Com objetivo de alcançar maior eficiência operacional, melhores resultados financeiros e obter certificações internacionais, as empresas não podem deixar de lado a gestão de ativos industriais.

Nesse sentido, é uma estratégia indispensável no planejamento geral da organização. Por isso, ganha forma e requisitos com a norma ABNT NBR ISO 55000.

Para muitas indústrias o sistema de gestão de ativos é a próxima fronteira na criação de valor, pois diminui riscos e reduz os custos operacionais.
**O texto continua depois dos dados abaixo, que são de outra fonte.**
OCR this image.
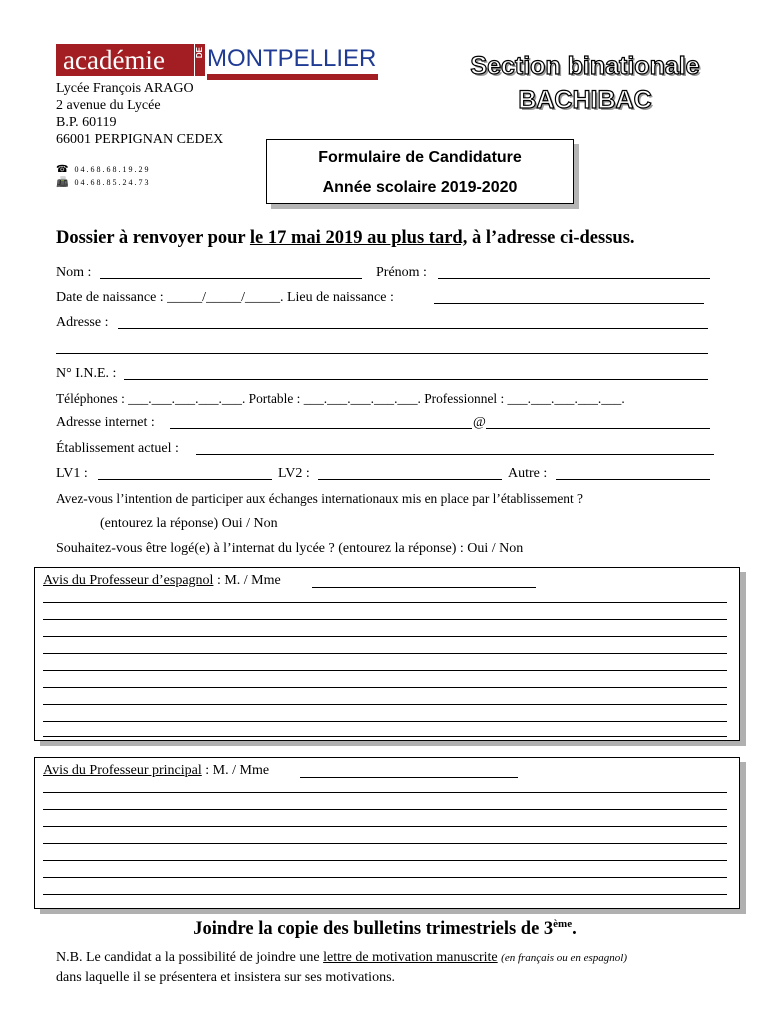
académie	DE MONTPELLIER
Lycée François ARAGO
2 avenue du Lycée
B.P. 60119
66001 PERPIGNAN CEDEX
☎ 04.68.68.19.29
📠 04.68.85.24.73
Section binationale
BACHIBAC
Formulaire de Candidature
Année scolaire 2019-2020
Dossier à renvoyer pour le 17 mai 2019 au plus tard, à l’adresse ci-dessus.
Nom :	Prénom :
Date de naissance : _____/_____/_____. Lieu de naissance :
Adresse :
N° I.N.E. :
Téléphones : ___.___.___.___.___. Portable : ___.___.___.___.___. Professionnel : ___.___.___.___.___.
Adresse internet :	@
Établissement actuel :
LV1 :	LV2 :	Autre :
Avez-vous l’intention de participer aux échanges internationaux mis en place par l’établissement ?
(entourez la réponse) Oui / Non
Souhaitez-vous être logé(e) à l’internat du lycée ? (entourez la réponse) : Oui / Non
Avis du Professeur d’espagnol : M. / Mme
Avis du Professeur principal : M. / Mme
Joindre la copie des bulletins trimestriels de 3ème.
N.B. Le candidat a la possibilité de joindre une lettre de motivation manuscrite (en français ou en espagnol)
dans laquelle il se présentera et insistera sur ses motivations.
Pode até alavancar os negócios das empresas de forma eficiente e sustentável ao longo do tempo.

Continue a leitura e veja como a gestão de ativos é uma ferramenta importante para as organizações.

O que é um ativo industrial?

Um ativo industrial são todos os bens tangíveis (bens materiais) de uma indústria. Estão na empresa, nos setores ou nas instalações. Por exemplo, máquinas, equipamentos, móveis, etc. Assim, os ativos industriais têm um valor real para a empresa (atual ou a longo prazo).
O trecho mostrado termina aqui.